Using compiler optimizations requires some special attention as well. On one hand, if the application requires a certain level of optimization (-O3, for example) then one should profile it with optimizations turned on. However, the -O3 will automatically inline small subroutines — a change that will obviously distort the results.

Although we have focused on gprof, an Open Source profiler, there are others. Both AMD and Intel offer profilers that are especially well suited to their processors. AMD’s product is called CodeAnalyst and can be found at this Web site: http://developer.amd.com/cpu/CodeAnalyst. Intel’s product is called VTune and can be found at http://software/intelcom/en-us/intel-vtune. Two other Open Source profilers are called oprofile and Tprof. Part of the oprofile package is integrated with the Linux kernel and offers the ability to dynamically start and stop profiling. Another nice feature of oprofile is that the application does not have to be recompiled. Tprof is part of the Performance Inspector collection of tools (http://perfinsp.sourceforge.net/) and has the ability to run in two modes. Its time-based sampling is similar to gprof (periodically the process is interrupted). The second mode is event-based sampling. In this mode, the sampling interval is determined by how often a specific event occurs. Events that are counted could be cache misses, branches taken, or instructions retired. Increasingly, commercial processors are including counter registers throughout the processor and it seems likely that more event-based profiling will become an important tool to understanding the behavior of applications.

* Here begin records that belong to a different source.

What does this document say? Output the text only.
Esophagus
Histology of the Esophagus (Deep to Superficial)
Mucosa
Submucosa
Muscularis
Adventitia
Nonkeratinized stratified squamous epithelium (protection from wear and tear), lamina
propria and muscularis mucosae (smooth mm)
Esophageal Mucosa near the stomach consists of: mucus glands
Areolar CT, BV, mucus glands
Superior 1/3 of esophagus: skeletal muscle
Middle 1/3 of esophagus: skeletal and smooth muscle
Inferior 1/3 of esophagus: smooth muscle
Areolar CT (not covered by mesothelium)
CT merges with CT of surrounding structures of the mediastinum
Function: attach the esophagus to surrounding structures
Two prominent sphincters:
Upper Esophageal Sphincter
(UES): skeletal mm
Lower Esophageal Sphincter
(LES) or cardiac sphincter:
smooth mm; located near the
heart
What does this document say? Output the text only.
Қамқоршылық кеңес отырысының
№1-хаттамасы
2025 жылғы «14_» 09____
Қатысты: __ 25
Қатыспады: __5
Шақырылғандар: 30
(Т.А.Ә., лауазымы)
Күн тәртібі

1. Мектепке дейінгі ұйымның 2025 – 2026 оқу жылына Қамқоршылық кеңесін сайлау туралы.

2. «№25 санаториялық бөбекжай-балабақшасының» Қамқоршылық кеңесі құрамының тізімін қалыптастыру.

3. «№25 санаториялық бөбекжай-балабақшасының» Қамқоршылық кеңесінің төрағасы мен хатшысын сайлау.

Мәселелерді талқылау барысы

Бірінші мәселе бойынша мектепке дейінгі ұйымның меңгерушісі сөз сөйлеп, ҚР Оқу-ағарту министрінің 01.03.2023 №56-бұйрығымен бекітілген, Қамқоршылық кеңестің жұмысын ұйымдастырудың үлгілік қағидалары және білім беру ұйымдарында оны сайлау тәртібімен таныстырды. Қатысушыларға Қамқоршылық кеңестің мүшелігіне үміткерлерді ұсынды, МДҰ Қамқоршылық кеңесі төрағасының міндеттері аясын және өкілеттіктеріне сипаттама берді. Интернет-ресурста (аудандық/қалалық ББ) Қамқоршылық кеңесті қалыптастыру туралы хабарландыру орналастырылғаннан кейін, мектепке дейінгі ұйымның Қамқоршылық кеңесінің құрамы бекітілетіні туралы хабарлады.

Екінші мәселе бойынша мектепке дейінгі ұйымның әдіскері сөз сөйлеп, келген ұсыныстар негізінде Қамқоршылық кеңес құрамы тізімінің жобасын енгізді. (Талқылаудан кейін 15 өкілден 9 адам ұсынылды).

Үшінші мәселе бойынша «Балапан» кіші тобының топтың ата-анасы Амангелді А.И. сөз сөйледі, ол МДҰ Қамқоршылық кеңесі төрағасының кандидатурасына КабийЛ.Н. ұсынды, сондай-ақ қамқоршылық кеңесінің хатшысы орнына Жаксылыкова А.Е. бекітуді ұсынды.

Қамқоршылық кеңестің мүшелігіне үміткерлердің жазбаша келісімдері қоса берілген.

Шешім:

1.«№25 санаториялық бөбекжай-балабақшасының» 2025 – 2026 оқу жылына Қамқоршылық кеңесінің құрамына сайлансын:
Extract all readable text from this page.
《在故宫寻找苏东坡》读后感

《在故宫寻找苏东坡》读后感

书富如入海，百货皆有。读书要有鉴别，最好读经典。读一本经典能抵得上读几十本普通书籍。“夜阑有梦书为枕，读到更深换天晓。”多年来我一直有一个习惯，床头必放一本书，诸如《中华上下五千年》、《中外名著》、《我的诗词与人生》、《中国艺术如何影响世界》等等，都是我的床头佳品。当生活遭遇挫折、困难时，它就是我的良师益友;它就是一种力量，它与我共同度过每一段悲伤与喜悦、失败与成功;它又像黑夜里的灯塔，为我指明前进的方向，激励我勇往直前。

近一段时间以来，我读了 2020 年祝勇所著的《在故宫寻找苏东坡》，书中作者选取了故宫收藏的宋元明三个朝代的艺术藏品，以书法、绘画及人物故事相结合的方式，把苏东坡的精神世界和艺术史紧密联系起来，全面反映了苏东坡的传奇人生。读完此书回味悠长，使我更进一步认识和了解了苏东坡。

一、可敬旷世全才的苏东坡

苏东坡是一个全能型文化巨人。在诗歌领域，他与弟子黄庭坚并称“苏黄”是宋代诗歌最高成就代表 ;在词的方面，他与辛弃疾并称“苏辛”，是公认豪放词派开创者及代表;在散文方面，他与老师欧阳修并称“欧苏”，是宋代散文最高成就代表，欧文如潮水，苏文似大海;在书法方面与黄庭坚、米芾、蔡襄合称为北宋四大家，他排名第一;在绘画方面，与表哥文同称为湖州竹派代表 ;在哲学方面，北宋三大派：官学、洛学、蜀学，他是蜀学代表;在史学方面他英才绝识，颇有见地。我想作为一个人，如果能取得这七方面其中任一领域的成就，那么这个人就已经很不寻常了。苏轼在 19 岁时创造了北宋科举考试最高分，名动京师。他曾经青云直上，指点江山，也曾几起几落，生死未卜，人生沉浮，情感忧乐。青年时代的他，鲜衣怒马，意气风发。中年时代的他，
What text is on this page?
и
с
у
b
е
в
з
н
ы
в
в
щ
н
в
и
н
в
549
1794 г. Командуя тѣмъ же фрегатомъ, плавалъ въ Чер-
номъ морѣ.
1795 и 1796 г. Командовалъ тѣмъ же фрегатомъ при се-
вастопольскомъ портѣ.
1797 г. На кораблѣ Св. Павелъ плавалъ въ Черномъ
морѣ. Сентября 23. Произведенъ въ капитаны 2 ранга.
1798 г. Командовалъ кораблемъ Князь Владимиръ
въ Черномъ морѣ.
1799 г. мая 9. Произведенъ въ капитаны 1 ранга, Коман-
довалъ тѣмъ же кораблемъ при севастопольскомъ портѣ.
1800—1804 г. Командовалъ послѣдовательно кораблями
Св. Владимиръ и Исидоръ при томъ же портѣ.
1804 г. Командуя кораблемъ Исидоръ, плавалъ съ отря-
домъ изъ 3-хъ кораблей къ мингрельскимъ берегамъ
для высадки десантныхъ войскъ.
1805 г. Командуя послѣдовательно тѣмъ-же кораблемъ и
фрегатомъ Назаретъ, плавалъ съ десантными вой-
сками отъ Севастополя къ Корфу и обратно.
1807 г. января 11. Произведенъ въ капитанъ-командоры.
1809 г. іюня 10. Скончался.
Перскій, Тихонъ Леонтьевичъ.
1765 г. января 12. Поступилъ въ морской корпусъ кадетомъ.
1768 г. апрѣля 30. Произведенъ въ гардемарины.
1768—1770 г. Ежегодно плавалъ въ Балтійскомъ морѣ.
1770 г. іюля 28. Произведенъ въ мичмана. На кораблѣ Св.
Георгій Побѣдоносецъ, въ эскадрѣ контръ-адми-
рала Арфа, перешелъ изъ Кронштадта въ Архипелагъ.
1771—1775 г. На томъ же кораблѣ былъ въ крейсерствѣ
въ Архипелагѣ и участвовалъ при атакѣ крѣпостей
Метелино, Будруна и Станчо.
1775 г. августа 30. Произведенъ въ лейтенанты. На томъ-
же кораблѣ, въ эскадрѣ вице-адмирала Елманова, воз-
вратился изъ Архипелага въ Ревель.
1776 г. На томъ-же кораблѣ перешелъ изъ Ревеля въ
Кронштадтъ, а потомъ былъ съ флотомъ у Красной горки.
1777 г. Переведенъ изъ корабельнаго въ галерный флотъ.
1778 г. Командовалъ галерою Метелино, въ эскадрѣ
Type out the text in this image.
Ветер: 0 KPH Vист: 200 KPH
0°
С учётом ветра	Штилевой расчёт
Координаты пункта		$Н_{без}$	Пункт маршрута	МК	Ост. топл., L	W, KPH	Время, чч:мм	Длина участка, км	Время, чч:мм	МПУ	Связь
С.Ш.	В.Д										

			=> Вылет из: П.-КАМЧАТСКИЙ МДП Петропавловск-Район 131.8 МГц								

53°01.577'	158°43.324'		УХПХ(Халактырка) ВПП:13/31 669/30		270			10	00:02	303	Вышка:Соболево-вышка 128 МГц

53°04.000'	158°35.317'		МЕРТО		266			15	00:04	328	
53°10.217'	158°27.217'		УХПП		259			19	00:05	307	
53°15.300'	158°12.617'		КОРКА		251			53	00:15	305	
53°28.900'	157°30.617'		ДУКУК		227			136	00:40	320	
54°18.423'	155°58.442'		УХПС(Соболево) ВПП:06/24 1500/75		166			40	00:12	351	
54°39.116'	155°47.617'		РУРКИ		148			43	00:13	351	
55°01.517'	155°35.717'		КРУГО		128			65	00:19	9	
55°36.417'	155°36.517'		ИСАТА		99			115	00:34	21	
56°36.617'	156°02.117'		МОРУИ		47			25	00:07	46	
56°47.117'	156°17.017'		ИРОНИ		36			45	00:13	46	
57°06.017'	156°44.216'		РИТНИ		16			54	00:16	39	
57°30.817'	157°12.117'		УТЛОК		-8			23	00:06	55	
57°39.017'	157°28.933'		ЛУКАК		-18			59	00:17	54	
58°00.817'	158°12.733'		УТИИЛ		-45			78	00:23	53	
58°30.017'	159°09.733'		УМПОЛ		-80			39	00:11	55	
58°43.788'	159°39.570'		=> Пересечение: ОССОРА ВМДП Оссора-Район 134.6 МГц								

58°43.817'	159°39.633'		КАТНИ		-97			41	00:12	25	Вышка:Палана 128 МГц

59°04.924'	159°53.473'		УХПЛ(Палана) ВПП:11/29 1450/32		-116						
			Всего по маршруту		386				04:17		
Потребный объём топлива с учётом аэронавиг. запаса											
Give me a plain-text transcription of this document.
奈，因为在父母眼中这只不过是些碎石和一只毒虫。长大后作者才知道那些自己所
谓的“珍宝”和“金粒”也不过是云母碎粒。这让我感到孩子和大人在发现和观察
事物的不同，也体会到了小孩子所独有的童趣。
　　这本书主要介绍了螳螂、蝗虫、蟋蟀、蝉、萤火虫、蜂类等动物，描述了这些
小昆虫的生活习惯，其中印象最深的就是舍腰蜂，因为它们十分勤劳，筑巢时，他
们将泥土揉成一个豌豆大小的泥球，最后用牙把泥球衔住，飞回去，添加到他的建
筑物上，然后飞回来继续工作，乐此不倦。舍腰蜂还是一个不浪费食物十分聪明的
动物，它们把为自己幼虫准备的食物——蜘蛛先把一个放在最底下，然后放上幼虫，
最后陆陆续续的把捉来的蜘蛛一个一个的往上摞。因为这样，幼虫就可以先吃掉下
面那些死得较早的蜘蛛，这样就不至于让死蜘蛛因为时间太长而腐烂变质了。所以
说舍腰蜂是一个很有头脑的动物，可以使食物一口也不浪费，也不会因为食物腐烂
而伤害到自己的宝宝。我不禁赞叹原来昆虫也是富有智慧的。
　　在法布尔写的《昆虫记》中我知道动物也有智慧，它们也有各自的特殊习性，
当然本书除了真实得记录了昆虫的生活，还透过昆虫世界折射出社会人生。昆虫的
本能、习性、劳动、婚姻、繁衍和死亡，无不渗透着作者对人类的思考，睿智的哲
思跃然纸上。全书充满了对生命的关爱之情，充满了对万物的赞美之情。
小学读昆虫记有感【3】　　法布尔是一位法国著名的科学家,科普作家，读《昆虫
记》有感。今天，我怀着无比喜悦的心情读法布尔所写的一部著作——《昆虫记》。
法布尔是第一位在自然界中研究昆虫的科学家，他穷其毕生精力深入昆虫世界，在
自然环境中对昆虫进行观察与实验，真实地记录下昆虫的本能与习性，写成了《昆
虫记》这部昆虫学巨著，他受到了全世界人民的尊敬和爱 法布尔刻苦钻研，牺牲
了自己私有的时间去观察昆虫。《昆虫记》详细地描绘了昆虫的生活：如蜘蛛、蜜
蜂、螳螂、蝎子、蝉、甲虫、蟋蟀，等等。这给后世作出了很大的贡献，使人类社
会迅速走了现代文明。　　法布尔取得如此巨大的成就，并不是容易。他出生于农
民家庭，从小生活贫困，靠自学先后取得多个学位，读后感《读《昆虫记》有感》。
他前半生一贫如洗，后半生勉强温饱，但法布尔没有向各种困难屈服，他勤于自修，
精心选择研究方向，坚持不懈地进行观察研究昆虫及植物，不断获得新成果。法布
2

Finally, it is worth mentioning two very useful tools. A Python script called Gprof2dot (http://code.google.com/p/jrfonseca/wiki/Gprof2Dot) converts the output of gprof into a graph language called Dot. GraphViz (www.graphviz.org) reads a graph expressed in Dots and renders it visually in various graphics formats. These tools were used to create the figures in this section.

4.B Linux Kernel

4.B.1 Kernel Modules

There are two ways of extending the functionality of the the Linux kernel. The first is known as the “in-tree” approach. In this case, you get a copy of the kernel, pick a directory in the source code, and begin adding code to existing files or creating new files. The second approach is called “out-of-tree” and as the name suggests, you create new files in a new directory outside of the Linux source directory. The major difference is that with out-of-tree development, one must learn the interface and develop the extension as a kernel module.

It is slightly counterintuitive but the latter approach is usually preferable for first-time Linux developers. Regardless of which approach is used, one still has to learn the kernel build system and usually it will be necessary to learn the kernel module interface anyway. So the disadvantages are few but the big advantage is that an out-of-tree kernel module can be compiled and recompiled on its own. This makes testing easier. When the internal state of the Linux kernel is not corrupted by a bug, then it is possible to remove the kernel module, fix the source and recompile it, and then insert it again into the running system. Not having to reboot the system every time to fix small mistakes is much faster.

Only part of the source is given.